GitLab 12.10 is not only currently supported, it is also the last of the Gitlab 12 series, which means that Heptapod users will experience a normal data migration when we'll move further to GitLab 13.
Heptapod 0.14 was originally meant to also be the first one with native Mercurial support in the web application, but we've decided that being based on a currently supported GitLab version was worth a release in iself, and we split it in two.
The native Mercurial support is now scheduled to be released with Heptapod 0.15, perhaps after an appearance as a technology preview in the 0.14 cycle.
See also the Heptapod 0.15 milestone on foss.heptapod.net.
This version is meant to be the first one with native Mercurial support in the web application. Except for wikis, we won't be using an auxiliary Git repository to expose content to the web application. This will make the user experience much more consistent and will remove major performance and scalability bottlenecks.
See also the Heptapod 1.0 milestone on foss.heptapod.net.
As the number suggests, this would be the first version to be deemed fully supported and stable.
We'd be really happy to reach it by the end of June.
As already stated, it has to be based on a supported GitLab version and feature fully native Mercurial support.
Some speculative secondary goals:
- Dual VCS: support for Git!
- Omnibus deployments (actually a technical requisite for many improvements, including dual VCS support.
- Heptapod Development Kit: adapting the GitLab Development Kit to Heptapod (could become a priority before that depending on the needs of incoming contributors).
Reached at the end of May 2020 with the release of Heptapod 0.13.0.
This version brought in support for wikis and important internal changes to prepare for subsequent versions.
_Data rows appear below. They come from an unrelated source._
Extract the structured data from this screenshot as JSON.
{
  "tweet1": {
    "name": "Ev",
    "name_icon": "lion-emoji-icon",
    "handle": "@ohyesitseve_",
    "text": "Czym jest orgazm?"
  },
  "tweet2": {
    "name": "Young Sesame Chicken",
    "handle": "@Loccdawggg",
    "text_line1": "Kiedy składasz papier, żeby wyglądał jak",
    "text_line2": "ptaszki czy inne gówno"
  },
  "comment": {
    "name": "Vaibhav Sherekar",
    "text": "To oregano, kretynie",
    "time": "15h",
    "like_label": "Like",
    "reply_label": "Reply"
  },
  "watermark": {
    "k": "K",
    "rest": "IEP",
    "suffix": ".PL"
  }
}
It can run indifferently on Python 2 or Python 3 (Docker images for both are available).
This version was originally meant to appear in early May 2020, but in the meanwhile, our last dependency got ported to Python 3, opening the road for Heptapod itself. We decided it would worth the delay to release a Python 3 version earlier because that increases the timespan of testing, and it makes a separation of concerns with Heptapod 0.14.
Reached in early April 2020 with the release of Heptapod 0.12.0
The main goal was to jump from the really old GitLab 10.5 to GitLab 12, the current major version. This didn't bring us to a currently supported minor version: we stopped at 12.2 whereas the oldest supported upstream would have been 12.8 at the time.
Because we crossed two GitLab major version changes, we had to prepare intermediate versions dedicated to data migrations. That's why there's no real Heptapod version between 0.8 and 0.12
Reached mid January 2020 with the release of Heptapod 0.8.0 this was the first version to be installable from source.
It also brought SSH support to the table.